Woks
Pada 14 Muharram 1443 H tepat 12 tahun berpulanganya KH. Abdurrahman Wahid atau dikenal dengan Gus Dur versi hitungan hijriyah dan kini sudah di 30 Desember bulan Gus Dur berpulang. Waktu tersebut tentu menarik kembali ingatan banyak orang betapa rindunya pada sosok pejuang kemanusiaan tersebut. Beliau memang telah banyak berkontribusi bagi keberlangsungan hidup masyarakat Indonesia sehingga ajarannya selalu relevan meski zaman silih berganti.
Saat ini keadaan pandemi tentu Gus Dur tidak menjumpainya akan tetapi ada beberapa hal yang dapat kita tuangkan menjadi gagasan Gus Dur yang tidak cepat usang. Gus Dur telah membuktikan bahwa keberagamaan bangsa Indonesia harus terus dipupuk dan dipertahankan. Hal itu terbukti dari jargon, "yang lebih penting dari politik adalah kemanusiaan" bukan sekadar jargon tapi justru menjadi laku hidup beliau.
Kita tentu tahu bahwa prolematika masyarakat justru sangat mudah ditemui pada umat beragama. Karena landasan teologis berbeda seseorang sangat mudah berkonfrontasi tanpa pernah mau mengalah. Ajaran toleransi begitu terusik akibat pandangan dari luar yang masif masuk ke Indonesia lewat kajian-kajian dan sasaran utamanya adalah anak muda.
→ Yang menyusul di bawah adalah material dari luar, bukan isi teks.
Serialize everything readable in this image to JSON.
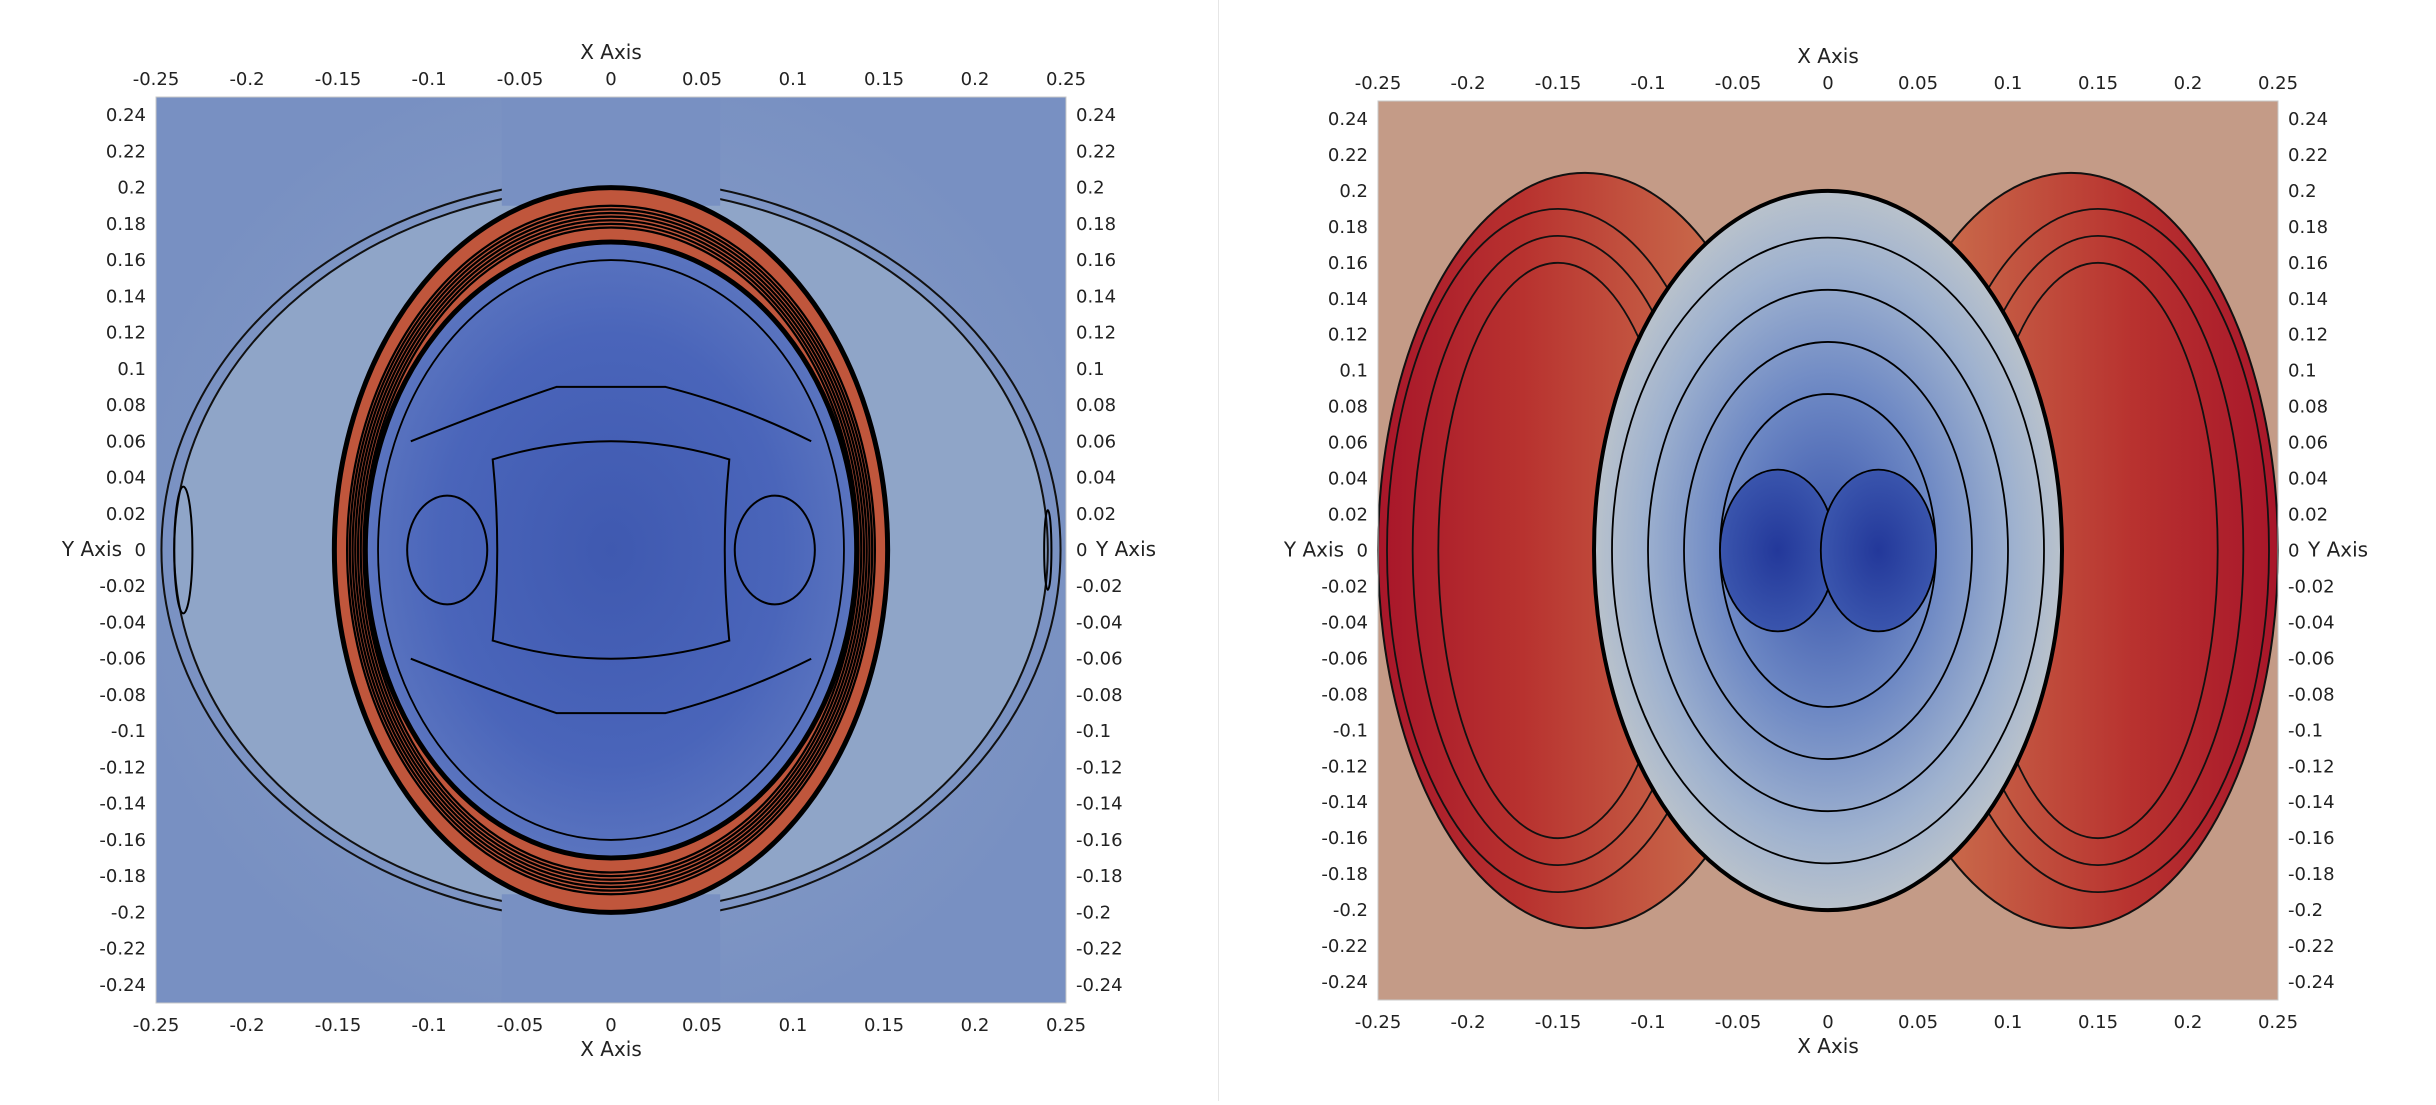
{
  "chart_data": [
    {
      "type": "heatmap",
      "title": "",
      "xlabel": "X Axis",
      "ylabel": "Y Axis",
      "xlim": [
        -0.25,
        0.25
      ],
      "ylim": [
        -0.25,
        0.25
      ],
      "x_ticks": [
        -0.25,
        -0.2,
        -0.15,
        -0.1,
        -0.05,
        0,
        0.05,
        0.1,
        0.15,
        0.2,
        0.25
      ],
      "y_ticks": [
        0.24,
        0.22,
        0.2,
        0.18,
        0.16,
        0.14,
        0.12,
        0.1,
        0.08,
        0.06,
        0.04,
        0.02,
        0,
        -0.02,
        -0.04,
        -0.06,
        -0.08,
        -0.1,
        -0.12,
        -0.14,
        -0.16,
        -0.18,
        -0.2,
        -0.22,
        -0.24
      ],
      "colormap": "cool-to-warm",
      "background_color": "#7890c2",
      "overlay": "black contour lines",
      "regions": [
        {
          "name": "inner disc",
          "shape": "ellipse",
          "cx": 0,
          "cy": 0,
          "rx": 0.135,
          "ry": 0.185,
          "color": "#4a65ba"
        },
        {
          "name": "shock ring",
          "shape": "ellipse-ring",
          "cx": 0,
          "cy": 0,
          "rx": 0.15,
          "ry": 0.2,
          "color": "#c0563c"
        },
        {
          "name": "outer arc",
          "shape": "ellipse",
          "cx": 0,
          "cy": 0,
          "rx": 0.24,
          "ry": 0.2,
          "color": "#8fa5c8"
        }
      ]
    },
    {
      "type": "heatmap",
      "title": "",
      "xlabel": "X Axis",
      "ylabel": "Y Axis",
      "xlim": [
        -0.25,
        0.25
      ],
      "ylim": [
        -0.25,
        0.25
      ],
      "x_ticks": [
        -0.25,
        -0.2,
        -0.15,
        -0.1,
        -0.05,
        0,
        0.05,
        0.1,
        0.15,
        0.2,
        0.25
      ],
      "y_ticks": [
        0.24,
        0.22,
        0.2,
        0.18,
        0.16,
        0.14,
        0.12,
        0.1,
        0.08,
        0.06,
        0.04,
        0.02,
        0,
        -0.02,
        -0.04,
        -0.06,
        -0.08,
        -0.1,
        -0.12,
        -0.14,
        -0.16,
        -0.18,
        -0.2,
        -0.22,
        -0.24
      ],
      "colormap": "cool-to-warm",
      "background_color": "#c49b87",
      "overlay": "black contour lines",
      "regions": [
        {
          "name": "left lobe",
          "shape": "ellipse",
          "cx": -0.14,
          "cy": 0,
          "rx": 0.11,
          "ry": 0.21,
          "color": "#b8322f"
        },
        {
          "name": "right lobe",
          "shape": "ellipse",
          "cx": 0.14,
          "cy": 0,
          "rx": 0.11,
          "ry": 0.21,
          "color": "#b8322f"
        },
        {
          "name": "central region",
          "shape": "ellipse",
          "cx": 0,
          "cy": 0,
          "rx": 0.13,
          "ry": 0.2,
          "color": "#9fb2cf"
        },
        {
          "name": "low-value core left",
          "shape": "ellipse",
          "cx": -0.03,
          "cy": 0.0,
          "rx": 0.035,
          "ry": 0.045,
          "color": "#2e46a0"
        },
        {
          "name": "low-value core right",
          "shape": "ellipse",
          "cx": 0.03,
          "cy": 0.0,
          "rx": 0.035,
          "ry": 0.045,
          "color": "#2e46a0"
        }
      ]
    }
  ]
}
Selain itu ketidakpercayaan masyarakat kepada penguasa semakin kentara lebih lagi di tengah pandemi mereka justru memperlihatkan kebengisan kekuasan dengan praktek korupsi bansos, alat kesehatan hingga jual beli jabatan.
Jika dalam pandemi ini Gus Dur masih ada tentu beliau akan melakukan pilihan solusi berdasarkan kaidah fikih dan Gus Dur memang satu-satunya presiden yang paham akan kaidah fikih tersebut. Menurut Gus Nadirsyah Hosen ketika memilih mendahulukan agama atau kesehatan badan maka Gus Dur akan menggunakan kaidah sihhatul abdani muqaddamatun ‘ala sihhatul adyani, kesehatan badan dulu baru kesehatan agama.
Jika keadaan ekonomi dan kesehatan yang bertentangan tentu Gus Dur akan memilih kaidah dar’ul mafasid muqaddamun’ala jalbil masalih. Artinya bahwa kesehatan lebih diutamakan daripada meraih kekayaan harta. Tentu kita tahu bahwa Gus Dur kurang yakin jika di hadapkan dengan data statistik. Karena bagi Gus Dur data statistik hanyalah kulit sedangkan yang terpenting adalah esensinya. Dalam bahasa vulgar statistik ibarat bra dan yang terpenting adalah isinya.
Soal moderasi pun demikian, jika Gus Dur masih ada tentu beliau akan turun langsung dan menjadi garda terdepan buat mereka yang terdiskriminasi. Menurut Alisa Wahid ayahnya pernah menahan amarah warga ketika ditelpon oleh sekelompok orang di Tangerang karena alasan Ahmadiyah. Tentu kisah Gus Dur dan kalangan minoritas sangat banyak bahkan pasca beliau wafat mereka yang pernah dibela merasa kehilangan.
Bagi Gus Dur moderasi beragama perlu terus disemai. Karena moderasi menjadi salah satu faktor penting agar masyarakat memahami perbedaan. Salah satu akar permasalahan selama ini karena masyarakat tidak membangun dialog yang baik dengan objek masalah. Sehingga dengan banyaknya sumbu dan ketegangan dialogis menjadi salah satu solusi. Meredam konflik memang sangat sulit maka dari itu lewat keteladanan harapanya masyarakat mengerti bahwa faktor eksternal kita harus menerima perbedaan, keragaman dan saling menghormati. Serta faktor internal kesadaran diri sendiri juga perlu dihidupkan di tengah masyarakat plural ini.